Nested model specification

GraphPPL supports nested model specification, allowing hierarchical modeling and model specification. This means that any model that is defined in GraphPPL can be used as a submodel in another model. This allows us to write models that are more modular and reusable. This page will go over the syntax for nested model specification in GraphPPL and how to use it.

Markov Blankets

In GraphPPL, a model is defined as a collection of random variables and their dependencies. This means that there are internal variables of the model, and variables that communicate with the outside of the model. These boundary variables are called the Markov Blanket of a model, and we have to specify them when we use a model as a submodel. To specify the Markov Blanket of a model, we include their names in the model function definition. For example, we can define the well-known Gaussian-with-Controlled-Variance model as follows:

using GraphPPL
import GraphPPL: @model

@model function gcv(κ, ω, z, x, y)
    log_σ := κ * z + ω
    σ := exp(log_σ)
    y ~ Normal(x, σ)
end

Here, we see that the κ, ω, z, x and y variables define the boundary of the gcv submodel, with σ and log_σ as internal variables.

Invoking submodels

If we want to chain these gcv submodels together into a Hierarchical Gaussian Filter, we still use the ~ operator. Here, in the arguments to gcv, we specify all-but-one interface. GraphPPL will interpolate which interface is missing and assign it to the left-hand-side:

@model function hgf(κ, ω, z, prior_x, depth)
    for i = 1:depth
        if i == 1
            means[i] ~ gcv(κ = κ, ω = ω, z = z, x = prior_x)
        else
            means[i] ~ gcv(κ = κ, ω = ω, z = z, x = means[i - 1])
        end
    end
end

Note that in our invocations of gcv, we haven't specified the y argument of the Markov Blanket.

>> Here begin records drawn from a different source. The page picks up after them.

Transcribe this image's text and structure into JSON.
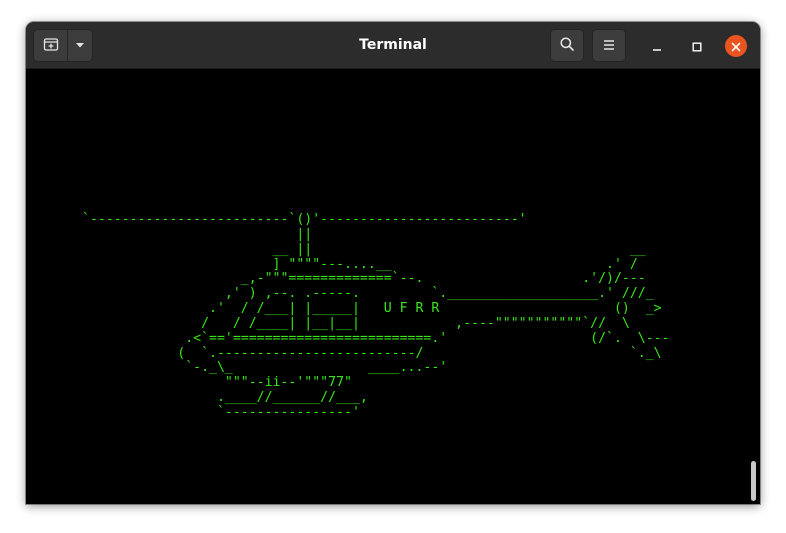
{
  "window": {
    "title": "Terminal"
  },
  "icons": {
    "new_tab": "new-tab-icon",
    "dropdown": "chevron-down-icon",
    "search": "search-icon",
    "menu": "hamburger-menu-icon",
    "minimize": "minimize-icon",
    "maximize": "maximize-icon",
    "close": "close-icon"
  },
  "colors": {
    "headerbar": "#2c2c2c",
    "terminal_bg": "#000000",
    "terminal_fg": "#39e619",
    "close_accent": "#e95420"
  },
  "terminal": {
    "lines": [
      "`-------------------------`()'-------------------------'",
      "                           ||",
      "                        __ ||                                        __",
      "                        ] \"\"\"\"---....__                           .' /",
      "                    _,-\"\"\"=============`--.                    .'/)/---",
      "                  ,' ) ,--. .-----.         `.___________________.' ///_",
      "                .'  / /___| |_____|   U F R R                      ()  _>",
      "               /   / /____| |__|__|            ,----\"\"\"\"\"\"\"\"\"\"\"`//  \\",
      "             .<`=='=========================.'                  (/`.  \\---",
      "            (  `.-------------------------/                          `._\\",
      "             `-._\\_                 ____...--'",
      "                  \"\"\"--ii--'\"\"\"77\"",
      "                 .____//______//___,",
      "                 `----------------'"
    ]
  }
}
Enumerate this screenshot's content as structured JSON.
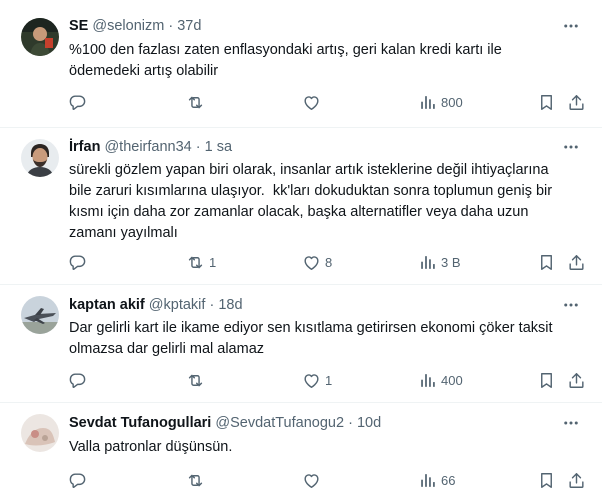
{
  "tweets": [
    {
      "name": "SE",
      "handle": "@selonizm",
      "dot": "·",
      "time": "37d",
      "text": "%100 den fazlası zaten enflasyondaki artış, geri kalan kredi kartı ile\nödemedeki artış olabilir",
      "replies": "",
      "retweets": "",
      "likes": "",
      "views": "800"
    },
    {
      "name": "İrfan",
      "handle": "@theirfann34",
      "dot": "·",
      "time": "1 sa",
      "text": "sürekli gözlem yapan biri olarak, insanlar artık isteklerine değil ihtiyaçlarına\nbile zaruri kısımlarına ulaşıyor.  kk'ları dokuduktan sonra toplumun geniş bir\nkısmı için daha zor zamanlar olacak, başka alternatifler veya daha uzun\nzamanı yayılmalı",
      "replies": "",
      "retweets": "1",
      "likes": "8",
      "views": "3 B"
    },
    {
      "name": "kaptan akif",
      "handle": "@kptakif",
      "dot": "·",
      "time": "18d",
      "text": "Dar gelirli kart ile ikame ediyor sen kısıtlama getirirsen ekonomi çöker taksit\nolmazsa dar gelirli mal alamaz",
      "replies": "",
      "retweets": "",
      "likes": "1",
      "views": "400"
    },
    {
      "name": "Sevdat Tufanogullari",
      "handle": "@SevdatTufanogu2",
      "dot": "·",
      "time": "10d",
      "text": "Valla patronlar düşünsün.",
      "replies": "",
      "retweets": "",
      "likes": "",
      "views": "66"
    }
  ],
  "icons": {
    "more": "more-dots-icon",
    "reply": "reply-icon",
    "retweet": "retweet-icon",
    "like": "heart-icon",
    "views": "views-chart-icon",
    "bookmark": "bookmark-icon",
    "share": "share-icon"
  },
  "colors": {
    "text": "#0f1419",
    "secondary": "#536471",
    "divider": "#eff3f4"
  }
}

This is what is being recognized as the missing interface and GraphPPL will assign means[i] to y.

Multi-output submodels

When a submodel produces multiple outputs — multiple interfaces left unspecified on the RHS — you can bind them all on the LHS using a tuple. There are two syntaxes:

Positional: list outer variables in the same order as the unspecified interfaces appear in the submodel definition.

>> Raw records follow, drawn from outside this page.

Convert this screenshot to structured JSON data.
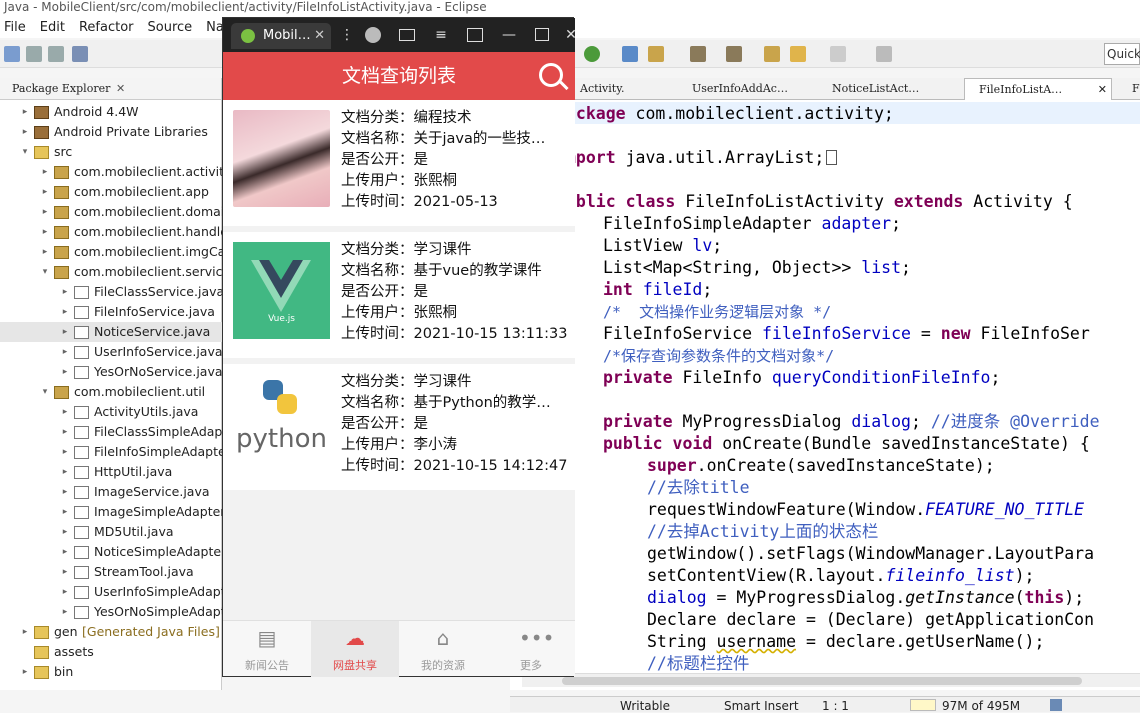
{
  "window": {
    "title": "Java - MobileClient/src/com/mobileclient/activity/FileInfoListActivity.java - Eclipse"
  },
  "menu": [
    "File",
    "Edit",
    "Refactor",
    "Source",
    "Navigate"
  ],
  "quick_access": "Quick",
  "package_explorer": {
    "title": "Package Explorer",
    "items": [
      {
        "label": "Android 4.4W"
      },
      {
        "label": "Android Private Libraries"
      },
      {
        "label": "src"
      },
      {
        "label": "com.mobileclient.activity"
      },
      {
        "label": "com.mobileclient.app"
      },
      {
        "label": "com.mobileclient.domain"
      },
      {
        "label": "com.mobileclient.handler"
      },
      {
        "label": "com.mobileclient.imgCac"
      },
      {
        "label": "com.mobileclient.service"
      },
      {
        "label": "FileClassService.java"
      },
      {
        "label": "FileInfoService.java"
      },
      {
        "label": "NoticeService.java"
      },
      {
        "label": "UserInfoService.java"
      },
      {
        "label": "YesOrNoService.java"
      },
      {
        "label": "com.mobileclient.util"
      },
      {
        "label": "ActivityUtils.java"
      },
      {
        "label": "FileClassSimpleAdapte"
      },
      {
        "label": "FileInfoSimpleAdapter"
      },
      {
        "label": "HttpUtil.java"
      },
      {
        "label": "ImageService.java"
      },
      {
        "label": "ImageSimpleAdapter."
      },
      {
        "label": "MD5Util.java"
      },
      {
        "label": "NoticeSimpleAdapter."
      },
      {
        "label": "StreamTool.java"
      },
      {
        "label": "UserInfoSimpleAdapte"
      },
      {
        "label": "YesOrNoSimpleAdapt"
      },
      {
        "label": "gen"
      },
      {
        "label": "assets"
      },
      {
        "label": "bin"
      }
    ],
    "gen_suffix": "[Generated Java Files]"
  },
  "editor_tabs": [
    "Activity.",
    "UserInfoAddAc…",
    "NoticeListAct…",
    "FileInfoListA…",
    "F"
  ],
  "code": {
    "l1a": "package",
    " l1b": "",
    "pkg": "com.mobileclient.activity;",
    "import_kw": "mport",
    "import_rest": " java.util.ArrayList;",
    "c_kw1": "ublic class",
    "c_name": " FileInfoListActivity ",
    "c_kw2": "extends",
    "c_rest": " Activity {",
    "f1a": "FileInfoSimpleAdapter ",
    "f1b": "adapter",
    "f2a": "ListView ",
    "f2b": "lv",
    "f3a": "List<Map<String, Object>> ",
    "f3b": "list",
    "f4kw": "int ",
    "f4b": "fileId",
    "cm1": "/*  文档操作业务逻辑层对象 */",
    "f5a": "FileInfoService ",
    "f5b": "fileInfoService",
    "f5c": " = ",
    "f5kw": "new",
    "f5d": " FileInfoSer",
    "cm2": "/*保存查询参数条件的文档对象*/",
    "f6kw": "private",
    "f6a": " FileInfo ",
    "f6b": "queryConditionFileInfo",
    "f7kw": "private",
    "f7a": " MyProgressDialog ",
    "f7b": "dialog",
    "f7c": "; ",
    "f7cm": "//进度条 @Override",
    "m1kw": "public void",
    "m1a": " onCreate(Bundle savedInstanceState) {",
    "m2kw": "super",
    "m2a": ".onCreate(savedInstanceState);",
    "cm3": "//去除title",
    "m3a": "requestWindowFeature(Window.",
    "m3b": "FEATURE_NO_TITLE",
    "cm4": "//去掉Activity上面的状态栏",
    "m4a": "getWindow().setFlags(WindowManager.LayoutPara",
    "m5a": "setContentView(R.layout.",
    "m5b": "fileinfo_list",
    "m5c": ");",
    "m6a": "dialog",
    "m6b": " = MyProgressDialog.",
    "m6c": "getInstance",
    "m6d": "(",
    "m6kw": "this",
    "m6e": ");",
    "m7a": "Declare declare = (Declare) getApplicationCon",
    "m8a": "String ",
    "m8b": "username",
    "m8c": " = declare.getUserName();",
    "cm5": "//标题栏控件"
  },
  "status": {
    "writable": "Writable",
    "insert": "Smart Insert",
    "pos": "1 : 1",
    "heap": "97M of 495M"
  },
  "emulator": {
    "tab_label": "Mobil…",
    "app_title": "文档查询列表",
    "items": [
      {
        "c": "文档分类：编程技术",
        "n": "文档名称：关于java的一些技…",
        "p": "是否公开：是",
        "u": "上传用户：张熙桐",
        "t": "上传时间：2021-05-13",
        "thumb": "photo"
      },
      {
        "c": "文档分类：学习课件",
        "n": "文档名称：基于vue的教学课件",
        "p": "是否公开：是",
        "u": "上传用户：张熙桐",
        "t": "上传时间：2021-10-15 13:11:33",
        "thumb": "vue",
        "thumb_text": "Vue.js"
      },
      {
        "c": "文档分类：学习课件",
        "n": "文档名称：基于Python的教学…",
        "p": "是否公开：是",
        "u": "上传用户：李小涛",
        "t": "上传时间：2021-10-15 14:12:47",
        "thumb": "python",
        "thumb_text": "python"
      }
    ],
    "nav": [
      {
        "label": "新闻公告",
        "icon": "film-icon"
      },
      {
        "label": "网盘共享",
        "icon": "cloud-share-icon"
      },
      {
        "label": "我的资源",
        "icon": "bookmark-icon"
      },
      {
        "label": "更多",
        "icon": "more-icon"
      }
    ],
    "accent": "#e24a4a"
  }
}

@model function linear_gaussian(x, y, z)
    x ~ Normal(z, 1)
    y ~ Normal(x, 1)
end

@model function outer_positional(c)
    (a, b) ~ linear_gaussian(z = c)   # a → interface x, b → interface y (by position)
end

Named (kwarg-style): explicitly map each outer variable to its interface name using name = var pairs. This is order-independent and recommended when submodel argument order may change.

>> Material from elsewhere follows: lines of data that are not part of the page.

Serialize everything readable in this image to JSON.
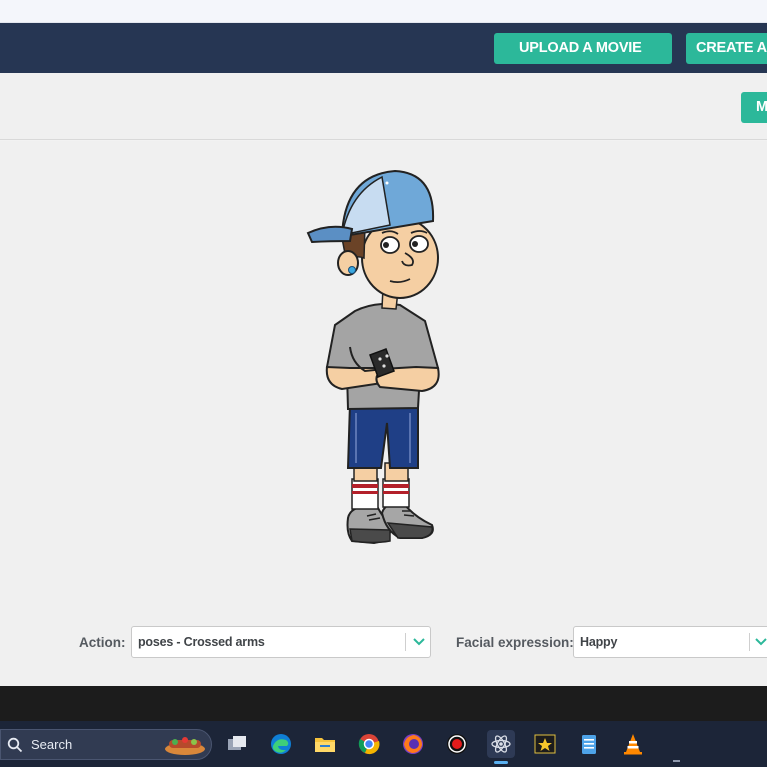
{
  "header": {
    "upload_label": "UPLOAD A MOVIE",
    "create_label": "CREATE A"
  },
  "toolbar": {
    "partial_button_label": "M"
  },
  "stage": {
    "character_name": "character-preview"
  },
  "controls": {
    "action_label": "Action:",
    "action_value": "poses - Crossed arms",
    "facial_label": "Facial expression:",
    "facial_value": "Happy"
  },
  "taskbar": {
    "search_label": "Search",
    "icons": [
      "task-view-icon",
      "edge-icon",
      "file-explorer-icon",
      "chrome-icon",
      "firefox-icon",
      "record-icon",
      "react-app-icon",
      "movie-maker-icon",
      "notepad-icon",
      "vlc-icon"
    ]
  },
  "colors": {
    "nav_bg": "#263653",
    "accent": "#2cb89a",
    "taskbar_bg": "#1c2538"
  }
}
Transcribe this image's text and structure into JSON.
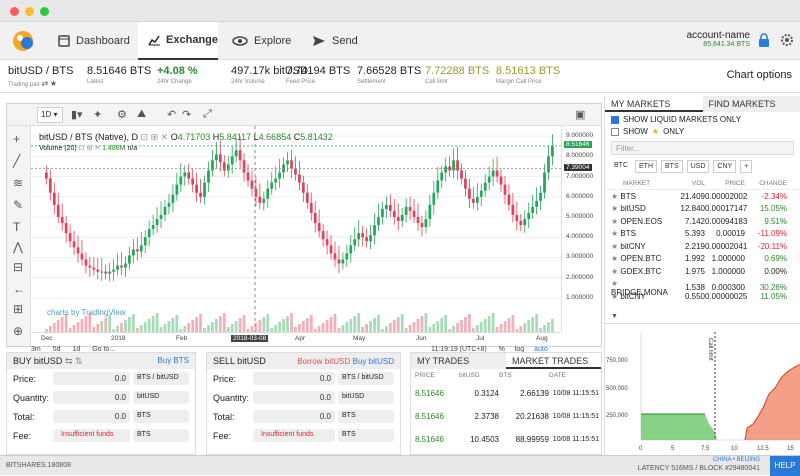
{
  "nav": {
    "dashboard": "Dashboard",
    "exchange": "Exchange",
    "explore": "Explore",
    "send": "Send"
  },
  "account": {
    "name": "account-name",
    "balance": "85,641.34 BTS"
  },
  "pair": {
    "label": "bitUSD / BTS",
    "sub": "Trading pair"
  },
  "stats": [
    {
      "value": "8.51646 BTS",
      "label": "Latest"
    },
    {
      "value": "+4.08 %",
      "label": "24hr Change",
      "color": "#2a8a2a"
    },
    {
      "value": "497.17k bitUSD",
      "label": "24hr Volume"
    },
    {
      "value": "7.74194 BTS",
      "label": "Feed Price"
    },
    {
      "value": "7.66528 BTS",
      "label": "Settlement"
    },
    {
      "value": "7.72288 BTS",
      "label": "Call limit",
      "color": "#9a9a2a"
    },
    {
      "value": "8.51613 BTS",
      "label": "Margin Call Price",
      "color": "#9a9a2a"
    }
  ],
  "chart_options": "Chart options",
  "chart_toolbar": {
    "interval": "1D"
  },
  "chart_legend": {
    "title": "bitUSD / BTS (Native), D",
    "o": "O",
    "o_val": "4.71703",
    "h": "H",
    "h_val": "5.84117",
    "l": "L",
    "l_val": "4.66854",
    "c": "C",
    "c_val": "5.81432",
    "volume": "Volume (20)",
    "volume_val": "1.486M",
    "volume_na": "n/a"
  },
  "chart_watermark": "charts by TradingView",
  "chart_bottom": {
    "ranges": [
      "3m",
      "5d",
      "1d",
      "Go to..."
    ],
    "time": "11:19:19 (UTC+8)",
    "opts": [
      "%",
      "log",
      "auto"
    ]
  },
  "chart_data": {
    "type": "candlestick",
    "x_ticks": [
      "Dec",
      "2018",
      "Feb",
      "2018-03-08",
      "Apr",
      "May",
      "Jun",
      "Jul",
      "Aug"
    ],
    "y_ticks": [
      9.0,
      8.0,
      7.0,
      6.0,
      5.0,
      4.0,
      3.0,
      2.0,
      1.0
    ],
    "ylim": [
      0.6,
      9.3
    ],
    "last_price_tag": "8.51646",
    "feed_tag": "7.39004",
    "closes": [
      6.9,
      6.2,
      5.6,
      5.0,
      4.7,
      4.2,
      3.8,
      3.5,
      3.2,
      2.9,
      2.6,
      2.5,
      2.4,
      2.3,
      2.3,
      2.2,
      2.3,
      2.4,
      2.6,
      2.5,
      2.7,
      3.1,
      3.4,
      3.3,
      3.6,
      4.0,
      4.4,
      4.6,
      4.9,
      5.1,
      5.5,
      5.7,
      6.1,
      6.6,
      7.0,
      7.2,
      6.9,
      6.6,
      6.2,
      6.0,
      6.7,
      7.3,
      7.8,
      8.1,
      7.7,
      7.3,
      7.6,
      8.0,
      8.3,
      7.8,
      7.2,
      6.8,
      6.4,
      6.0,
      5.7,
      5.9,
      6.4,
      6.7,
      6.9,
      7.2,
      7.6,
      7.8,
      7.4,
      7.1,
      6.7,
      6.2,
      5.7,
      5.2,
      4.7,
      4.3,
      3.9,
      3.6,
      3.2,
      2.9,
      2.7,
      2.9,
      3.2,
      3.6,
      3.9,
      4.2,
      4.0,
      3.8,
      4.1,
      4.6,
      5.0,
      5.4,
      5.6,
      5.3,
      5.0,
      4.8,
      5.1,
      5.5,
      5.3,
      5.0,
      4.7,
      4.5,
      4.9,
      5.6,
      6.2,
      6.8,
      7.2,
      7.5,
      7.3,
      7.8,
      7.3,
      6.9,
      6.4,
      5.9,
      5.7,
      6.0,
      6.3,
      6.7,
      7.0,
      7.3,
      7.0,
      6.6,
      6.1,
      5.6,
      5.1,
      4.8,
      4.6,
      4.9,
      5.2,
      5.5,
      5.8,
      6.2,
      7.2,
      8.0,
      8.5
    ]
  },
  "my_markets": {
    "tab_my": "MY MARKETS",
    "tab_find": "FIND MARKETS",
    "show_liquid": "SHOW LIQUID MARKETS ONLY",
    "show_star": "SHOW",
    "show_star_only": "ONLY",
    "filter_placeholder": "Filter...",
    "currencies": [
      "BTC",
      "ETH",
      "BTS",
      "USD",
      "CNY",
      "+"
    ],
    "headers": [
      "MARKET",
      "VOL",
      "PRICE",
      "CHANGE"
    ],
    "rows": [
      {
        "market": "BTS",
        "vol": "21.409",
        "price": "0.00002002",
        "change": "-2.34%",
        "dir": "neg"
      },
      {
        "market": "bitUSD",
        "vol": "12.840",
        "price": "0.00017147",
        "change": "15.05%",
        "dir": "pos"
      },
      {
        "market": "OPEN.EOS",
        "vol": "7.142",
        "price": "0.00094183",
        "change": "9.51%",
        "dir": "pos"
      },
      {
        "market": "BTS",
        "vol": "5.393",
        "price": "0.00019",
        "change": "-11.09%",
        "dir": "neg"
      },
      {
        "market": "bitCNY",
        "vol": "2.219",
        "price": "0.00002041",
        "change": "-20.11%",
        "dir": "neg"
      },
      {
        "market": "OPEN.BTC",
        "vol": "1.992",
        "price": "1.000000",
        "change": "0.69%",
        "dir": "pos"
      },
      {
        "market": "GDEX.BTC",
        "vol": "1.975",
        "price": "1.000000",
        "change": "0.00%",
        "dir": "zero"
      },
      {
        "market": "BRIDGE.MONA",
        "vol": "1.538",
        "price": "0.000300",
        "change": "30.26%",
        "dir": "pos"
      },
      {
        "market": "bitCNY",
        "vol": "0.550",
        "price": "0.00000025",
        "change": "11.05%",
        "dir": "pos"
      }
    ]
  },
  "depth": {
    "y_ticks": [
      "750,000",
      "500,000",
      "250,000"
    ],
    "x_ticks": [
      "0",
      "5",
      "7.5",
      "10",
      "12.5",
      "15"
    ],
    "call_limit_label": "Call limit"
  },
  "buy": {
    "title": "BUY bitUSD",
    "link": "Buy BTS",
    "price_label": "Price:",
    "price_val": "0.0",
    "price_unit": "BTS / bitUSD",
    "qty_label": "Quantity:",
    "qty_val": "0.0",
    "qty_unit": "bitUSD",
    "total_label": "Total:",
    "total_val": "0.0",
    "total_unit": "BTS",
    "fee_label": "Fee:",
    "fee_val": "Insufficient funds",
    "fee_unit": "BTS"
  },
  "sell": {
    "title": "SELL bitUSD",
    "link1": "Borrow bitUSD",
    "link2": "Buy bitUSD",
    "price_label": "Price:",
    "price_val": "0.0",
    "price_unit": "BTS / bitUSD",
    "qty_label": "Quantity:",
    "qty_val": "0.0",
    "qty_unit": "bitUSD",
    "total_label": "Total:",
    "total_val": "0.0",
    "total_unit": "BTS",
    "fee_label": "Fee:",
    "fee_val": "Insufficient funds",
    "fee_unit": "BTS"
  },
  "trades": {
    "tab_my": "MY TRADES",
    "tab_market": "MARKET TRADES",
    "headers": [
      "PRICE",
      "bitUSD",
      "BTS",
      "DATE"
    ],
    "rows": [
      {
        "price": "8.51646",
        "usd": "0.3124",
        "bts": "2.66139",
        "date": "10/08 11:15:51"
      },
      {
        "price": "8.51646",
        "usd": "2.3738",
        "bts": "20.21638",
        "date": "10/08 11:15:51"
      },
      {
        "price": "8.51646",
        "usd": "10.4503",
        "bts": "88.99959",
        "date": "10/08 11:15:51"
      }
    ]
  },
  "footer": {
    "version": "BITSHARES.180808",
    "location": "CHINA • BEIJING",
    "latency": "LATENCY 516MS / BLOCK #29480041",
    "help": "HELP"
  }
}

@model function outer_named(my_z)
    (y = my_y, x = my_x) ~ linear_gaussian(z = my_z)   # binds by name, regardless of order
    obs ~ Normal(my_x, my_y)
end

Both syntaxes work with indexed variables in loops:

@model function chain(z, n)
    for i in 1:n
        (x = xs[i], y = ys[i]) ~ linear_gaussian(z = z)
    end
end
Note

If the same interface name appears on both LHS and RHS, GraphPPL raises an error at model-creation time. Similarly, providing a name on the LHS that does not match any of the submodel's interface names is caught with a descriptive error.